To achieve these goals, the specific challenges are two-fold: First, the development of a novel, optimized pipeline that covers capture, synthesis and animation of realistic virtual humans in real time, to enhance current state-of-the-art techniques to create virtual humans in fields such as game production or cinematography. Building on the previous challenge, the second one is conducting novel research on presence and embodiment in virtual environments.

The GOLEM project has achieved remarkable results during its four-year life span; there are significant advances in all aspects involved in its development. Some examples include Sketch Express, an interface to create and edit facial expressions easily (Miranda et al. 2011, 2012); speech and lip-sync contributions to the state of the art (Freitas et al. 2012, Serra et al. 2012); an ultra-realistic real-time rendering algorithm for human skin (Jimenez et al. 2010, 2012); or advances in presence and embodiment in virtual environments (Borland et al. 2013, Blom et al. 2013). There is a total of 42 peer-reviewed publications in journals and conferences from the GOLEM project.

Some of the results developed in GOLEM have already had an immediate impact in industry. Universidad de Zaragoza developed the most advance real-time simulation of human skin, and it is already being used by several game companies (such as Activision), games engines (such as Unigine or Unreal Engine 3) and other research institutions (such as the University of Southern California's Institute for Creative Technologies). Also from Zaragoza, the latest work in stylized capture and reconstruction of human hairstyles is currently being used by Disney. Last, work developed by the University of Porto, Face In Motion and Microsoft on markerless facial capture and speech synthesis is being used by the last two.

From a societal perspective, several advances in avatar production from Porto have been used in research on autism, and the Universitat de Barcelona has carried out research on virtual environments and their potential application to study presence, embodiment or more concrete aspects like anger management. The avatars developed by Zaragoza have also been used in the context of another FP7 project, VERVE, whose goal is to fight social exclusion of the elderly due to issues like memory loss or fear of falling.

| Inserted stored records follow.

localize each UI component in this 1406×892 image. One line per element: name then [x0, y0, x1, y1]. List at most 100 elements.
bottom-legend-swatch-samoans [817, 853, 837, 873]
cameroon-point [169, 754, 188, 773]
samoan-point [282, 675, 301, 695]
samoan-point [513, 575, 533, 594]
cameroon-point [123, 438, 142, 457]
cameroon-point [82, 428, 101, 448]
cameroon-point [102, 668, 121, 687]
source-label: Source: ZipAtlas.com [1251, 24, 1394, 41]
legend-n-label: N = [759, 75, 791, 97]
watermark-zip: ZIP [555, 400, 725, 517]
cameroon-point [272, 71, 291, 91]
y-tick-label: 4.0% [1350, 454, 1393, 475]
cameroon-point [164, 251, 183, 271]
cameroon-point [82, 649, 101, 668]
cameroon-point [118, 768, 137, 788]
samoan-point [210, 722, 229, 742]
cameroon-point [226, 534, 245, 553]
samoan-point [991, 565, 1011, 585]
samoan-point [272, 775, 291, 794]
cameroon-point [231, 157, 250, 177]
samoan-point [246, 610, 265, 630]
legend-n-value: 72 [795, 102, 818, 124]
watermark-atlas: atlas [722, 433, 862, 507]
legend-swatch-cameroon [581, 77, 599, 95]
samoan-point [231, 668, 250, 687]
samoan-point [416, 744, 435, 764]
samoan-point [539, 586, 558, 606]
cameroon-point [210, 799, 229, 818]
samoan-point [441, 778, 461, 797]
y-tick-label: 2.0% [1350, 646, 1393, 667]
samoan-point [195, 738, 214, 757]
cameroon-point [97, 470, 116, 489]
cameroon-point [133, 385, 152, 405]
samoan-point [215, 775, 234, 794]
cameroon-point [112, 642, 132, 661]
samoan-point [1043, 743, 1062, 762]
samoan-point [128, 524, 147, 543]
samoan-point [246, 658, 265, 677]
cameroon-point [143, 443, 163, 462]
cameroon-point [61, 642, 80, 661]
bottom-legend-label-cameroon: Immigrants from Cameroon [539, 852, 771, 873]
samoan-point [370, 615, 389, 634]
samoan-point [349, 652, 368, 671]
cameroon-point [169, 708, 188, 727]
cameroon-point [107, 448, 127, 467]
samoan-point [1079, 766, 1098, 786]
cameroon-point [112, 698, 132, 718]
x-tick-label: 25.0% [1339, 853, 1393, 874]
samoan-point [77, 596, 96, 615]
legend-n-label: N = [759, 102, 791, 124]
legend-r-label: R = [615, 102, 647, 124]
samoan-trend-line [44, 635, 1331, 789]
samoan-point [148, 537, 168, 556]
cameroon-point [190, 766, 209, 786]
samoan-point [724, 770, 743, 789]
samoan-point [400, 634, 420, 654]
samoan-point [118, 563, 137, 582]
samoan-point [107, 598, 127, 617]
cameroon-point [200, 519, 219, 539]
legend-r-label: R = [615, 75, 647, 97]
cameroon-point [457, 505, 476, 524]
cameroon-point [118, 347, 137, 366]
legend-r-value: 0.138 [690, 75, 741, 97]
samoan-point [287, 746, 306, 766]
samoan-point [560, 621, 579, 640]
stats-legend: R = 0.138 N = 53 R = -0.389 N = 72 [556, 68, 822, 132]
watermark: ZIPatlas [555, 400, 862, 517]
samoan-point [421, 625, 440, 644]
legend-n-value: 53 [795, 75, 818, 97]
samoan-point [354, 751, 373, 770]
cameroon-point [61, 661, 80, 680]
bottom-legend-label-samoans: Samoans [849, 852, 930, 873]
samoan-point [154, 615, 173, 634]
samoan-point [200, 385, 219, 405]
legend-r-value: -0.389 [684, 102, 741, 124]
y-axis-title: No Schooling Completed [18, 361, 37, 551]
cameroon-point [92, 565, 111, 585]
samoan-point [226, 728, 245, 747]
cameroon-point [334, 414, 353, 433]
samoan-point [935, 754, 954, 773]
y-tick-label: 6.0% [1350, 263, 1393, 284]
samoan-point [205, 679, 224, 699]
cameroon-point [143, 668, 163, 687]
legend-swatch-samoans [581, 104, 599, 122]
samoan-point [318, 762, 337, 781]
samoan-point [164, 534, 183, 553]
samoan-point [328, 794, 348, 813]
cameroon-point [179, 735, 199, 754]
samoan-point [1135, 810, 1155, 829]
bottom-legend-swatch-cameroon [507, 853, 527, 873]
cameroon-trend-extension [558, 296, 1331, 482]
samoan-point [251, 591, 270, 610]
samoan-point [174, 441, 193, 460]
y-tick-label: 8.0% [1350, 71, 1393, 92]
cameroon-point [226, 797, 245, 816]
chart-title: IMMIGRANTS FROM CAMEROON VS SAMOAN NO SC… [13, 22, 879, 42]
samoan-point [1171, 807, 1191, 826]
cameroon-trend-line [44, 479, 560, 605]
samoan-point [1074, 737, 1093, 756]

Besides publications, many other dissemination activities have been carried out throughout the project. Some highlights include the GOLEM Workshop, carried out in Zaragoza at the end of the project, open to all, where people involved in GOLEM secondments had the chance to present and discuss their latest results. The workshop also had to two invited external speakers, including Henrik Wann Jensen from the University of California San Diego, who won a Technical Achievement Award from Hollywood for his work on simulation of skin, which lead to the creation of Gollum in Lord of the Rings. The skin work from Zaragoza was also presented in top venues, like SIGGRAPH or the Game Developers Conference (both twice, in 2013 and 2014). Other recent dissemination activities include a talk by Prof. John P. Lewis (The Matrix trilogy, Avatar...) in Porto, a Seminar Talk in Virtual Skin at the YOUWIN I Saloon on Videogame and Digital Entertainment (Zaragoza), seminar talks by Crytek developers in Porto, a workshop in Barcelona (by Zaragoza and Microsoft), or the 6th NGO Day in Lisbon, by Microsoft. All these events were open to attendees outside the consortium.

Despite the large number of advances, there is still work ahead. The most important is the creation of a unified framework where all the technology developed can be applied, from acquisition to final render. This is mostly an engineering effort, although a considerable one. Integrating the ultra-realistic virtual humans into existing virtual reality applications poses another interesting problem, since the high degree of realism of the characters will need to be matched by everything else in the simulation. Last, we believe our virtual humans can be instrumental in future studies about the uncanny valley.